There weren't a lot of things I liked about the movie. One of the things I did like was Keanu Reeves, who is breathtaking in every scene he's in. Another thing I liked was their costumes. They found a way to give them Bill and Ted style costumes without having these middle-aged dudes wear the same outfits they did when they were 18. 

Was Bill's shirt designed to look like it has a sweat stain?

Some things I disliked about the movie were the visual effects. For the most part, the visual effects are fine but nothing special, and occasionally fake looking. Another thing I disliked was how they had Jimi Hendrix, Mozart, and Louis Armstrong all together in the same movie and then did basically nothing with them. No personalities were displayed via the destruction of a mall.
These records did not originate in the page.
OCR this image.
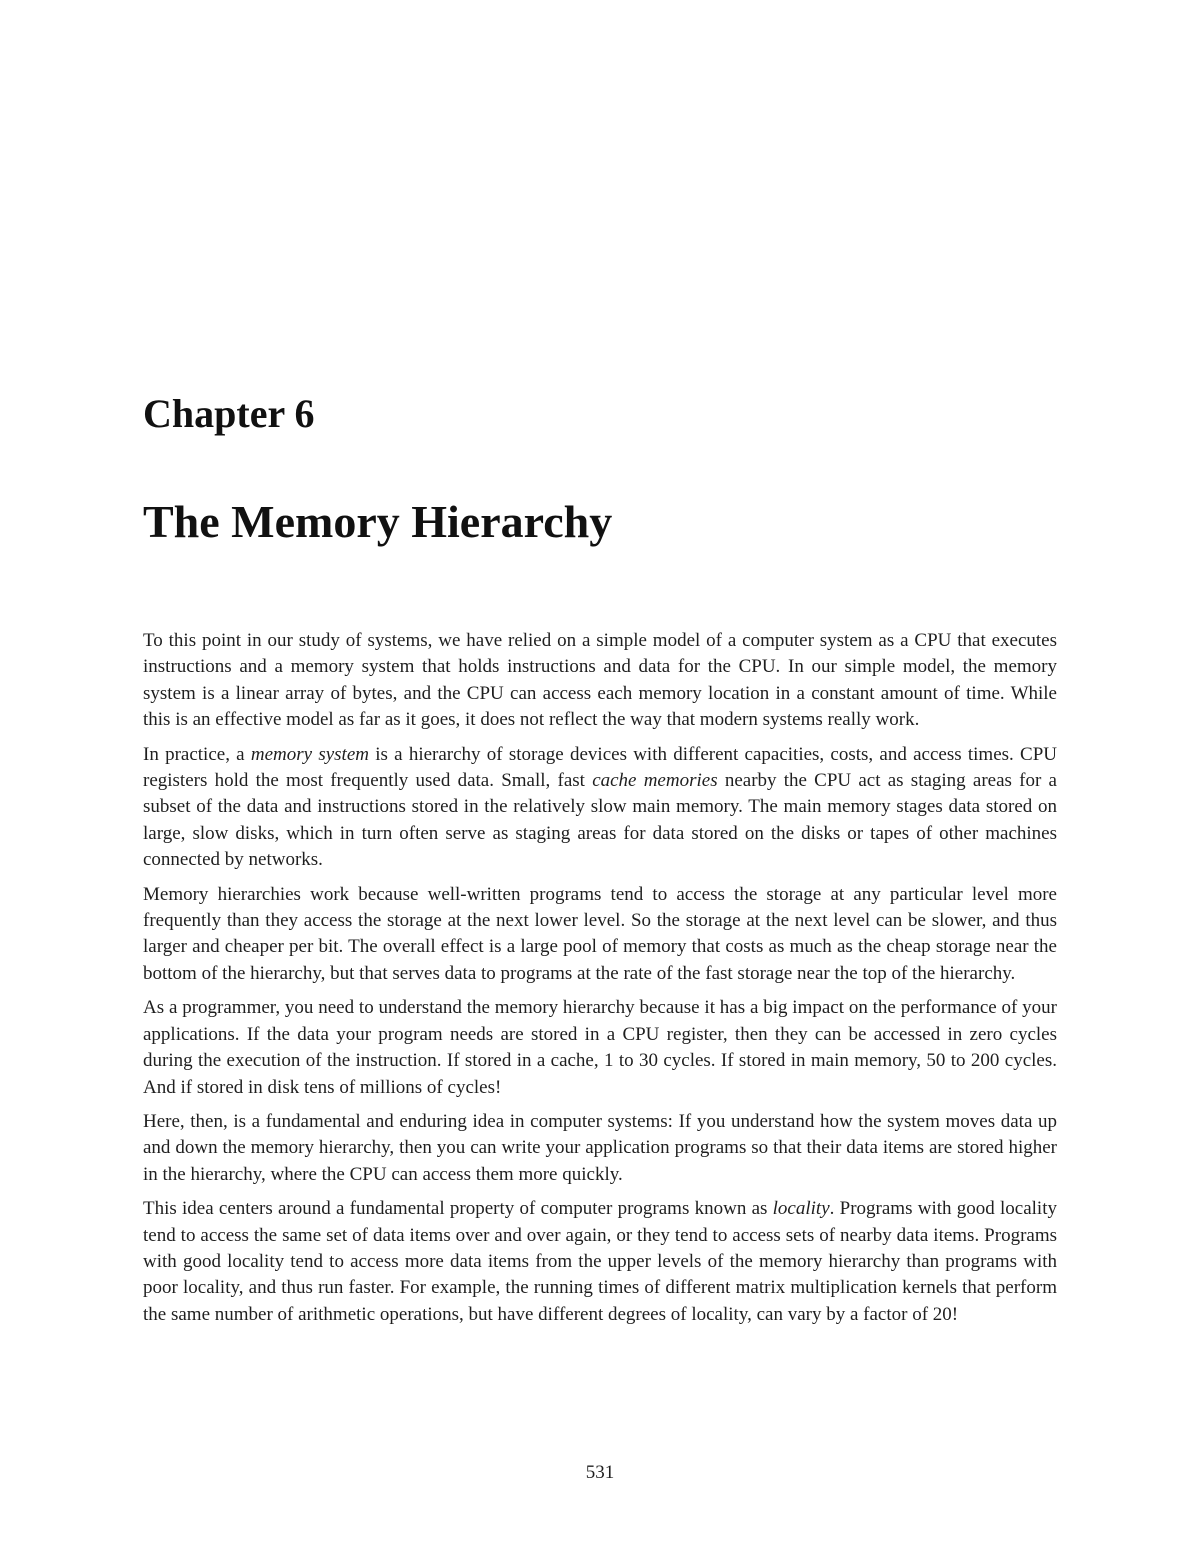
Chapter 6
The Memory Hierarchy

To this point in our study of systems, we have relied on a simple model of a computer system as a CPU that executes instructions and a memory system that holds instructions and data for the CPU. In our simple model, the memory system is a linear array of bytes, and the CPU can access each memory location in a constant amount of time. While this is an effective model as far as it goes, it does not reflect the way that modern systems really work.

In practice, a memory system is a hierarchy of storage devices with different capacities, costs, and access times. CPU registers hold the most frequently used data. Small, fast cache memories nearby the CPU act as staging areas for a subset of the data and instructions stored in the relatively slow main memory. The main memory stages data stored on large, slow disks, which in turn often serve as staging areas for data stored on the disks or tapes of other machines connected by networks.

Memory hierarchies work because well-written programs tend to access the storage at any particular level more frequently than they access the storage at the next lower level. So the storage at the next level can be slower, and thus larger and cheaper per bit. The overall effect is a large pool of memory that costs as much as the cheap storage near the bottom of the hierarchy, but that serves data to programs at the rate of the fast storage near the top of the hierarchy.

As a programmer, you need to understand the memory hierarchy because it has a big impact on the performance of your applications. If the data your program needs are stored in a CPU register, then they can be accessed in zero cycles during the execution of the instruction. If stored in a cache, 1 to 30 cycles. If stored in main memory, 50 to 200 cycles. And if stored in disk tens of millions of cycles!

Here, then, is a fundamental and enduring idea in computer systems: If you understand how the system moves data up and down the memory hierarchy, then you can write your application programs so that their data items are stored higher in the hierarchy, where the CPU can access them more quickly.

This idea centers around a fundamental property of computer programs known as locality. Programs with good locality tend to access the same set of data items over and over again, or they tend to access sets of nearby data items. Programs with good locality tend to access more data items from the upper levels of the memory hierarchy than programs with poor locality, and thus run faster. For example, the running times of different matrix multiplication kernels that perform the same number of arithmetic operations, but have different degrees of locality, can vary by a factor of 20!

531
I also wasn't a fan of their daughters. For the most part, they're doing impressions of the Bill and Ted from the '89 flick. It's really, really weird considering how they should have grown up in the 2000/2010s, not the 80s. Something wrong happened there. 

I also wasn't a fan of Kid Cudi in the movie. He's portrayed as such a smart and likable guy that at some point I wondered if Orion Pictures paid him to be in the movie or if he paid Orion Pictures to be in the movie. 

Every moment involving these three was strange.

And the last thing I wasn't a fan of was the ending. They play the song and then the entire movie just ends. None of that falling action stuff is present here. It cuts off as soon as the climax finishes, which is very jarring, to say the least. 

But most of my nitpicks are very minor things. Bill & Ted Face the Music is basically the sour cream of a movie. It's not doing anything special, but it's not actively hurting you either. It's just living on as a neat continuation of the story with a bit of enjoyment to be found. 


Overall, I give this movie a 6/10. "Bill & Ted Face the Music is good - but not excellent."


Regardless, be excellent to each other and party on, dudes.